Ouch! Christian actor Seyi Omooba hit with a massive legal bill March 30, 2021

Image via YouTube

FROM the get-go the internationally publicised case of Seyi Omooba, above, who sued a theatre and her agents after she was sacked for refusing to play the lesbian character Celie in the Colour Purple, looked doomed to failure.

And it did fail. Spectacularly, leaving her and the Christian Legal Centre (CLC) – notorious for launching frivolous lawsuits on behalf of “persecuted Christians” – with egg all over their faces.

Worse for them, Leicester’s Curve Theatre and Omooba’s agents, Global Artists, have been awarded costs that could exceed £300,000 by the tribunal that heard the case.

Omooba alleged religious discrimination, harassment and breach of contract and demanded £71,400 in compensation,

According to a report today in The Stage, Curve’s Chief Executive Chris Stafford and artistic director Nikolai Foster said in a joint statement that they felt the case “lacked any merit from the outset”, but they had been forced to defend themselves at a tribunal “irrespective of facts” and as part of a wider campaign initiated by Christian Concern and its associate, the CLC.

Image via YouTube

Omooba, who father Ade Omooba, above, co-founder of Christian Concern,  now faces a cost order of £259,356 for Curve’s bills and £53,839 for Global’s costs, totalling £313,195. Both sums are subject to “detailed assessment” by the tribunal, meaning a judge will inspect the details of the amounts submitted.

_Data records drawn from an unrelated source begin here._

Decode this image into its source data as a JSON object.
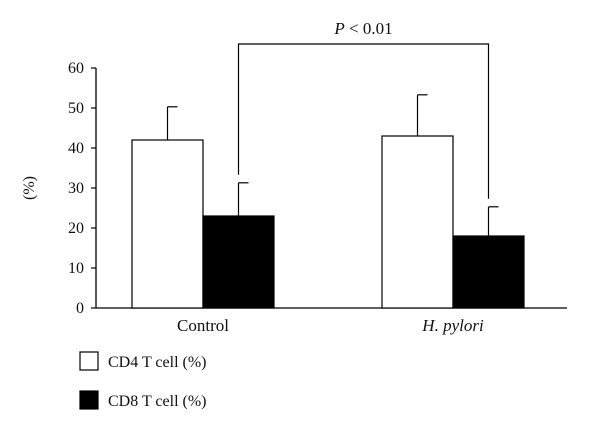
{
  "chart_data": {
    "type": "bar",
    "categories": [
      "Control",
      "H. pylori"
    ],
    "category_italic": [
      false,
      true
    ],
    "series": [
      {
        "name": "CD4 T cell (%)",
        "values": [
          42,
          43
        ],
        "error": [
          8.3,
          10.3
        ],
        "color": "#ffffff"
      },
      {
        "name": "CD8 T cell (%)",
        "values": [
          23,
          18
        ],
        "error": [
          8.3,
          7.3
        ],
        "color": "#000000"
      }
    ],
    "ylabel": "(%)",
    "xlabel": "",
    "ylim": [
      0,
      60
    ],
    "yticks": [
      0,
      10,
      20,
      30,
      40,
      50,
      60
    ],
    "grid": false,
    "legend_position": "bottom-left",
    "annotation": {
      "text_italic": "P",
      "text_rest": " < 0.01",
      "compares": [
        "Control CD8 T cell (%)",
        "H. pylori CD8 T cell (%)"
      ]
    }
  }
}
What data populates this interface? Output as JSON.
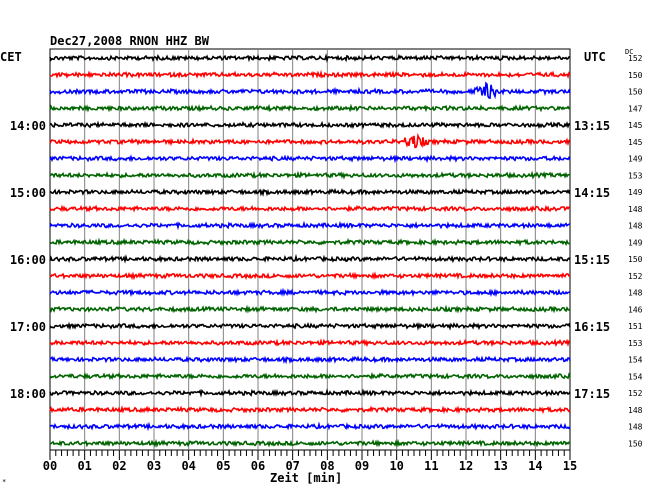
{
  "header": {
    "title": "Dec27,2008   RNON HHZ BW",
    "left_axis_label": "CET",
    "right_axis_label": "UTC",
    "right_col_label": "DC"
  },
  "footer": {
    "corner_mark": "*"
  },
  "chart_data": {
    "type": "line",
    "title": "Dec27,2008   RNON HHZ BW",
    "xlabel": "Zeit [min]",
    "x_ticks": [
      "00",
      "01",
      "02",
      "03",
      "04",
      "05",
      "06",
      "07",
      "08",
      "09",
      "10",
      "11",
      "12",
      "13",
      "14",
      "15"
    ],
    "xlim": [
      0,
      15
    ],
    "grid": true,
    "left_time_labels": [
      {
        "label": "14:00",
        "row": 4
      },
      {
        "label": "15:00",
        "row": 8
      },
      {
        "label": "16:00",
        "row": 12
      },
      {
        "label": "17:00",
        "row": 16
      },
      {
        "label": "18:00",
        "row": 20
      }
    ],
    "right_time_labels": [
      {
        "label": "13:15",
        "row": 4
      },
      {
        "label": "14:15",
        "row": 8
      },
      {
        "label": "15:15",
        "row": 12
      },
      {
        "label": "16:15",
        "row": 16
      },
      {
        "label": "17:15",
        "row": 20
      }
    ],
    "trace_colors": [
      "#000000",
      "#ff0000",
      "#0000ff",
      "#006400"
    ],
    "dc_offsets": [
      152,
      150,
      150,
      147,
      145,
      145,
      149,
      153,
      149,
      148,
      148,
      149,
      150,
      152,
      148,
      146,
      151,
      153,
      154,
      154,
      152,
      148,
      148,
      150
    ],
    "events": [
      {
        "row": 2,
        "minute": 12.6,
        "amplitude": 7
      },
      {
        "row": 5,
        "minute": 10.5,
        "amplitude": 6
      }
    ]
  }
}
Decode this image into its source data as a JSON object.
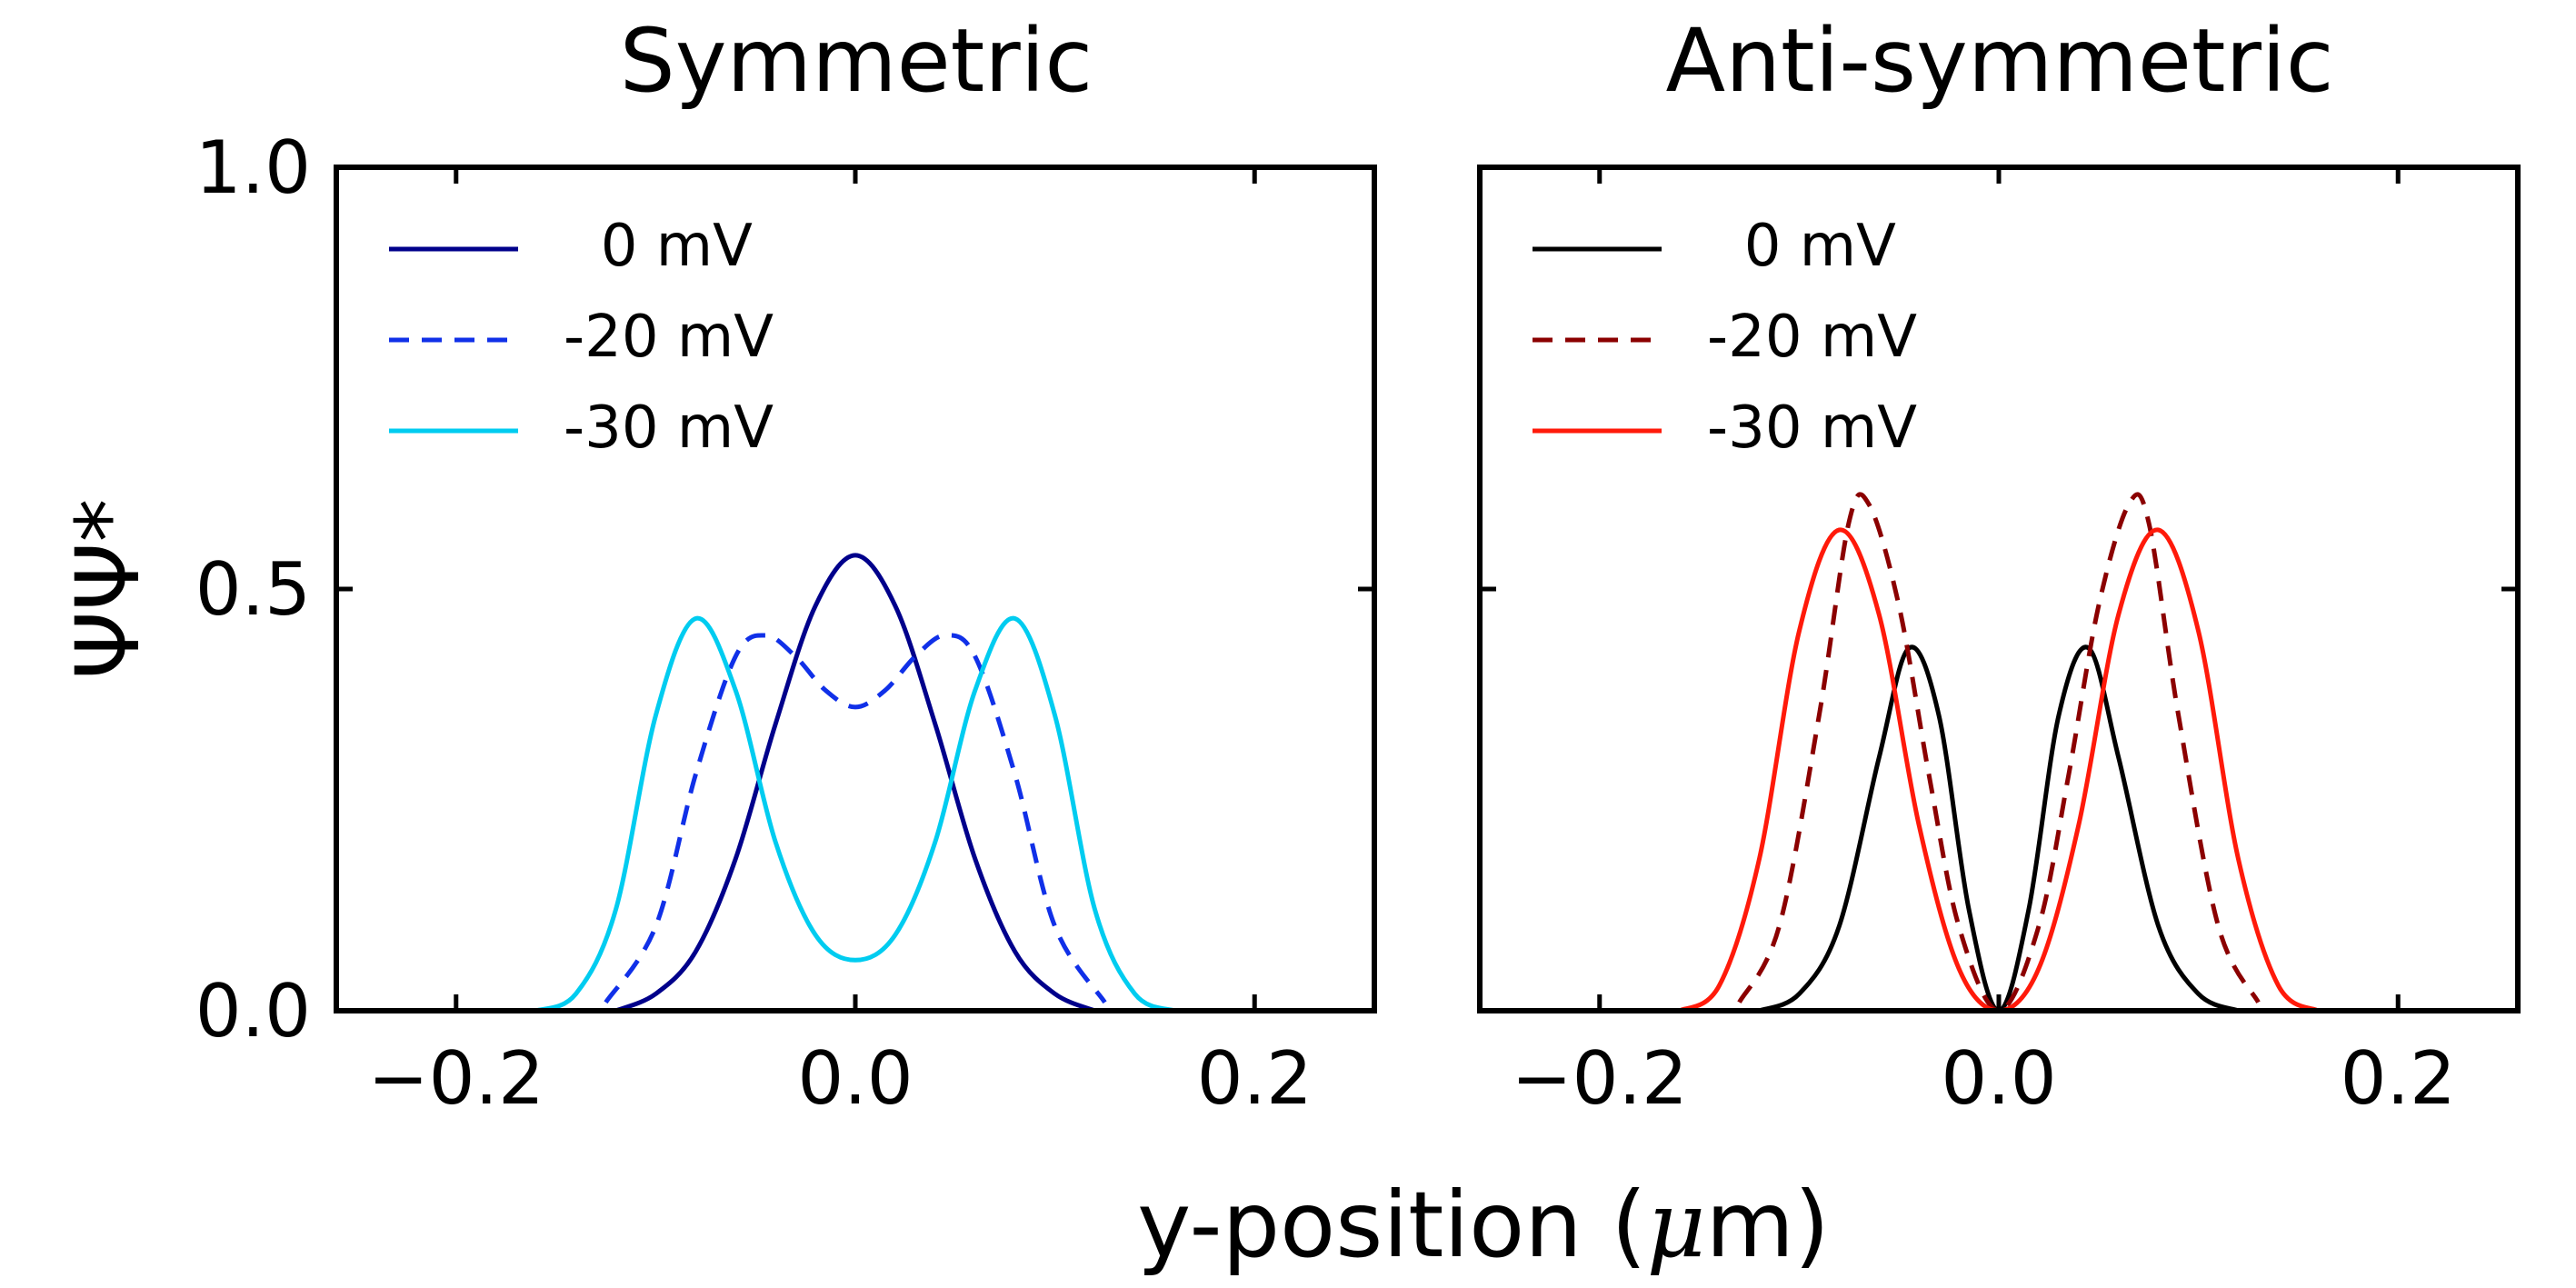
{
  "figure": {
    "xlabel_main": "y-position (",
    "xlabel_mu": "μ",
    "xlabel_end": "m)",
    "ylabel": "ΨΨ*"
  },
  "chart_data": [
    {
      "type": "line",
      "id": "symmetric",
      "title": "Symmetric",
      "xlabel": "y-position (μm)",
      "ylabel": "ΨΨ*",
      "xlim": [
        -0.26,
        0.26
      ],
      "ylim": [
        0.0,
        1.0
      ],
      "xticks": [
        -0.2,
        0.0,
        0.2
      ],
      "xtick_labels": [
        "−0.2",
        "0.0",
        "0.2"
      ],
      "yticks": [
        0.0,
        0.5,
        1.0
      ],
      "ytick_labels": [
        "0.0",
        "0.5",
        "1.0"
      ],
      "show_ytick_labels": true,
      "grid": false,
      "legend_position": "top-left",
      "series": [
        {
          "name": "0 mV",
          "label": "  0 mV",
          "color": "#00008b",
          "dash": "solid",
          "x": [
            -0.12,
            -0.1,
            -0.08,
            -0.06,
            -0.04,
            -0.02,
            0.0,
            0.02,
            0.04,
            0.06,
            0.08,
            0.1,
            0.12
          ],
          "y": [
            0.0,
            0.02,
            0.07,
            0.18,
            0.34,
            0.48,
            0.54,
            0.48,
            0.34,
            0.18,
            0.07,
            0.02,
            0.0
          ]
        },
        {
          "name": "-20 mV",
          "label": "-20 mV",
          "color": "#1030e8",
          "dash": "dashed",
          "x": [
            -0.125,
            -0.1,
            -0.08,
            -0.06,
            -0.045,
            -0.03,
            -0.015,
            0.0,
            0.015,
            0.03,
            0.045,
            0.06,
            0.08,
            0.1,
            0.125
          ],
          "y": [
            0.01,
            0.1,
            0.28,
            0.42,
            0.445,
            0.42,
            0.38,
            0.36,
            0.38,
            0.42,
            0.445,
            0.42,
            0.28,
            0.1,
            0.01
          ]
        },
        {
          "name": "-30 mV",
          "label": "-30 mV",
          "color": "#00ccf0",
          "dash": "solid",
          "x": [
            -0.16,
            -0.14,
            -0.12,
            -0.1,
            -0.08,
            -0.06,
            -0.04,
            -0.02,
            0.0,
            0.02,
            0.04,
            0.06,
            0.08,
            0.1,
            0.12,
            0.14,
            0.16
          ],
          "y": [
            0.0,
            0.02,
            0.12,
            0.35,
            0.465,
            0.38,
            0.2,
            0.09,
            0.06,
            0.09,
            0.2,
            0.38,
            0.465,
            0.35,
            0.12,
            0.02,
            0.0
          ]
        }
      ]
    },
    {
      "type": "line",
      "id": "antisymmetric",
      "title": "Anti-symmetric",
      "xlabel": "y-position (μm)",
      "ylabel": "ΨΨ*",
      "xlim": [
        -0.26,
        0.26
      ],
      "ylim": [
        0.0,
        1.0
      ],
      "xticks": [
        -0.2,
        0.0,
        0.2
      ],
      "xtick_labels": [
        "−0.2",
        "0.0",
        "0.2"
      ],
      "yticks": [
        0.0,
        0.5,
        1.0
      ],
      "ytick_labels": [
        "0.0",
        "0.5",
        "1.0"
      ],
      "show_ytick_labels": false,
      "grid": false,
      "legend_position": "top-left",
      "series": [
        {
          "name": "0 mV",
          "label": "  0 mV",
          "color": "#000000",
          "dash": "solid",
          "x": [
            -0.12,
            -0.1,
            -0.08,
            -0.06,
            -0.045,
            -0.03,
            -0.015,
            0.0,
            0.015,
            0.03,
            0.045,
            0.06,
            0.08,
            0.1,
            0.12
          ],
          "y": [
            0.0,
            0.02,
            0.1,
            0.3,
            0.43,
            0.35,
            0.12,
            0.0,
            0.12,
            0.35,
            0.43,
            0.3,
            0.1,
            0.02,
            0.0
          ]
        },
        {
          "name": "-20 mV",
          "label": "-20 mV",
          "color": "#8b0000",
          "dash": "dashed",
          "x": [
            -0.13,
            -0.11,
            -0.09,
            -0.075,
            -0.065,
            -0.05,
            -0.035,
            -0.02,
            0.0,
            0.02,
            0.035,
            0.05,
            0.065,
            0.075,
            0.09,
            0.11,
            0.13
          ],
          "y": [
            0.01,
            0.1,
            0.35,
            0.58,
            0.6,
            0.48,
            0.28,
            0.1,
            0.0,
            0.1,
            0.28,
            0.48,
            0.6,
            0.58,
            0.35,
            0.1,
            0.01
          ]
        },
        {
          "name": "-30 mV",
          "label": "-30 mV",
          "color": "#ff1a0a",
          "dash": "solid",
          "x": [
            -0.16,
            -0.14,
            -0.12,
            -0.1,
            -0.08,
            -0.06,
            -0.04,
            -0.02,
            0.0,
            0.02,
            0.04,
            0.06,
            0.08,
            0.1,
            0.12,
            0.14,
            0.16
          ],
          "y": [
            0.0,
            0.03,
            0.18,
            0.45,
            0.57,
            0.47,
            0.22,
            0.05,
            0.0,
            0.05,
            0.22,
            0.47,
            0.57,
            0.45,
            0.18,
            0.03,
            0.0
          ]
        }
      ]
    }
  ]
}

Last month, Omooba lost a two-year legal battle against Curve and Global after she was dismissed from a production of The Color Purple in 2019, and later dropped by the agency for her homophobic comments on social media. On Facebook Omooba claimed that homosexuality was not “right” and that she did not believe that people could be born gay.

The judgement agreed with both respondents’ arguments that Omooba’s claims had:

No reasonable prospects of success.

At a hearing held on March 18, which Omooba herself did not attend, Curve’s representative Tom Coghlin QC described the litigation as a “hopeless claim” that should never have been brought to tribunal. He said Omooba and her advisers had wanted to:

Pursue a point of principle in a public forum.

The tribunal’s ruling said Christian Legal Centre was “deeply invested in both bringing the claim and in continuing with it”, and that while there was nothing wrong in publicising cases because of their social issues:

It is however wrong to promote and use a weak case …

The theatre and the agency, in facing allegations of unlawful discrimination, risked their good reputations in the theatre world, and [Curve] was especially at risk when dependent on public funds. Using the case as a publicity opportunity, rather than fighting it on its merits to redress wrong, transferred Christian Concern’s public relations budget to the respondents.

The tribunal concluded that the “threshold tests were met” as to the claims having no reasonable prospect of success, and that Omooba:

Should bear the whole cost of the respondents’ defence, subject to detailed assessment by a costs-trained judge of the amounts claimed.

When costs exceed £20,000, it is common practice for the tribunal to make an order for a detailed assessment of the bills.

Stafford and Foster’s statement said:

Unfortunately, Curve, Global Artists and the tribunal process have been used as part of a wider campaign orchestrated by Christian Concern which has resulted in significant human and financial cost, and we have had to suffer inaccurate and false reporting on this case by Seyi Omooba’s own representatives.

During the hearing it was revealed that Omooba’s legal team did not provide any evidence as to her ability to pay, as requested by Curve and Global’s representatives.

The ruling said it believed:

From the number of cases that [CLC] have supported, and the range of services offered, that there are substantial resources or access to them.

The ruling acknowledges that, unlike in civil courts, the “normal” procedure for employment tribunals is that both sides pay their own costs, and there is no automatic expectation for the losing side to pay the costs of the other, except when a claim has no reasonable prospect of success and/or when a party has acted:

Abusively, destructively or otherwise unreasonably.

So far Christian Concern, which has no fewer than nine reports about the case, has yet to comment on this latest setback.

Stand by for shrieks of outrage and appeals for funds from Christian Concern’s other big-wig, Andrea Minichiello Williams.